SUSU In Action: Supporting Teachers and School Staff
While school administrators and those working on education policy and practice may not directly interact with students on a day-to-day basis, there are still many ways they can support students who are experiencing parental incarceration. Mostly, this includes providing support and tools for the teachers, school staff, counselors, and others who have opportunities to create affirming and inclusive spaces in their classrooms.
Below are ways school administrators can support students whose parents are incarcerated by supporting the teachers and school staff who interact with them most.
By following See Us, Support Us throughout the month of October you are already taking an important step towards seeing and supporting children of incarcerated parents! Continue to take the time throughout the year to learn about the unique needs of children of incarcerated parents and also consider connecting with local organizations who are supporting them. These connections can help give you ideas on how to create a more inclusive environment in your school and support your efforts to acknowledge students of incarcerated parents in a way that empowers them and does not isolate or stigmatize them.
Provide professional development for all school staff
Commit to strengthening the capacity of your staff (including support staff such as school resource officers). Begin by encouraging staff to attend the SUSU Youth Listening Sessions for Educators on October 19 and October 27, 2021 at 6:30 PM EST. Register here. Explore holding on-campus conferences, invite issue experts to speak at teachers meetings and present to students, and offer training or include the experience of parental incarceration in the trainings you already have.
Create affirming spaces
Children and youth spend a large portion of their day in school and are impacted by their environment. There are ways to create an inclusive space without even saying a word. For example, posting the Children of Incarcerated Parents Bill of Rights in your hallways, guidance counselor's office, and principal's office and including books about children of incarcerated parents in your library are ways to signal to students that their experience is acknowledged without them having to disclose. Consider which assignments and themes are featured in hallway displays- do these help or further isolate students with incarcerated parents? Adopting a universal approach that assumes some students are navigating their parents' incarceration and looks to build allies among those who aren't can go a long way to support students without them having to go through the emotional labor of advocating for themselves. It also supports teachers' efforts to create inclusive and affirming spaces in their classroom.

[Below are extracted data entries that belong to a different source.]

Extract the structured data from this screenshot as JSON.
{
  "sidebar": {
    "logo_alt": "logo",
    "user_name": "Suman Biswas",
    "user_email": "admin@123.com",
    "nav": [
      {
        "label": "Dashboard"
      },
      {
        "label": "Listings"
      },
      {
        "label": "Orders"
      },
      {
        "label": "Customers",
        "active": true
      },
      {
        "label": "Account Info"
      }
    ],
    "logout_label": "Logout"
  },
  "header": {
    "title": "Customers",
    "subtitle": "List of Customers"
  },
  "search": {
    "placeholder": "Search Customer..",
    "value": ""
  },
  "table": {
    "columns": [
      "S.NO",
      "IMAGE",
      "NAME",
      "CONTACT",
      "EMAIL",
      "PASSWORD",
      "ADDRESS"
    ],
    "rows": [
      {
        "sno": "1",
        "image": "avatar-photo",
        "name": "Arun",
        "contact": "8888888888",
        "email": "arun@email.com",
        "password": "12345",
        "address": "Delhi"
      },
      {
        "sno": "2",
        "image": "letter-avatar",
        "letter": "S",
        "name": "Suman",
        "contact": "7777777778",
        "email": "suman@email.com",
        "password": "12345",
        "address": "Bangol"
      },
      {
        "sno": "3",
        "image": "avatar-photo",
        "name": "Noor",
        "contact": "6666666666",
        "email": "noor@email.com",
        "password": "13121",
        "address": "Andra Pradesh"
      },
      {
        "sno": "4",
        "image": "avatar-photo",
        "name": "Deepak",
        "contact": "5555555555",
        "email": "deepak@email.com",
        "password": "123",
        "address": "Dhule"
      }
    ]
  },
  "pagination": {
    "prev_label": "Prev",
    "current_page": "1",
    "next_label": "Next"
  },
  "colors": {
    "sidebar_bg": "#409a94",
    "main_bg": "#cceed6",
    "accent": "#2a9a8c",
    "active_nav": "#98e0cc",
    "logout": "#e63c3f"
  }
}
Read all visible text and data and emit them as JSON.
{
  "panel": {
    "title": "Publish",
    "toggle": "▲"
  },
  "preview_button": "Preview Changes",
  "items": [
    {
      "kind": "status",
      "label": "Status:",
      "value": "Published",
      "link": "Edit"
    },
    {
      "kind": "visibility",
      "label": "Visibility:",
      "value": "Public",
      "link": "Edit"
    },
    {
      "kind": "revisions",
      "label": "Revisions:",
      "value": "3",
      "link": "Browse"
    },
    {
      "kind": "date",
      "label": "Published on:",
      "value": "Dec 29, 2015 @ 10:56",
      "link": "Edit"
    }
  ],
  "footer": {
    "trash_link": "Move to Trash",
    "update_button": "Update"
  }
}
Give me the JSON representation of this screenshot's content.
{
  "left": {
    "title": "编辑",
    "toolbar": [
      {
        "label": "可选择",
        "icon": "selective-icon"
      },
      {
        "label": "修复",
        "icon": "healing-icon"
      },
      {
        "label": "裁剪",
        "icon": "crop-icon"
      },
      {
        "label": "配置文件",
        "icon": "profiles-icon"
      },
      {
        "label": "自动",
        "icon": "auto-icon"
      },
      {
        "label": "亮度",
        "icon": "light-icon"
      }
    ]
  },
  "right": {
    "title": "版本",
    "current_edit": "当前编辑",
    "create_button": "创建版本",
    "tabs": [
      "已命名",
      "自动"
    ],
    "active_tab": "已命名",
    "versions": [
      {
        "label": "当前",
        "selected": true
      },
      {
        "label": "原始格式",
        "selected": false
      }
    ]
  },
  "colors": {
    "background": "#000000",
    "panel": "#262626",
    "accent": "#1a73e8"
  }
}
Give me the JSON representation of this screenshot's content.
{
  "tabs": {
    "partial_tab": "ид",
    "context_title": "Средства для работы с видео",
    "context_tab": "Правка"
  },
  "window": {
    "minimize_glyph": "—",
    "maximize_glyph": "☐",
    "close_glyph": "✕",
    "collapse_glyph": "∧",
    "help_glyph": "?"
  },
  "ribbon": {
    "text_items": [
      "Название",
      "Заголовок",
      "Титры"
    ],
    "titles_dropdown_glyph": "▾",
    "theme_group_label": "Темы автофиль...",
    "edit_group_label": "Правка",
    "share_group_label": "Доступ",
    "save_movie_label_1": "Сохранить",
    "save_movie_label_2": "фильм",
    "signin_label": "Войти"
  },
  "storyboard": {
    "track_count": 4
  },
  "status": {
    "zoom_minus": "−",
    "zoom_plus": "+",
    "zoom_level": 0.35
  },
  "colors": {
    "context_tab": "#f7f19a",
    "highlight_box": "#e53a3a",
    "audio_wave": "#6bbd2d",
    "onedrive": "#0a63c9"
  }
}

"As an educator who is also directly impacted by the toll of having a loved one incarcerated, I can tell you first-hand that having a supportive and safe space in the place where I spend the bulk of my day — school — is critical. Many of my students are experiencing parental incarceration and they shouldn’t have to share for the school to respond. As a system, we are well-aware of the mass incarceration rates in our State and in our nation. We are in a societal epidemic. Teachers, administrators and school support staff are the first lines of defense since we spend so much time in close contact with our students.. We all need to be trained in how to best meet the needs of children who have parents in prison. They should not have to bear the brunt of that weight alone. I implore all school programs to participate in See Us, Support Us 2021 and establish meaningful ways to help our students living with the harsh reality of parental incarceration not only survive, but thrive."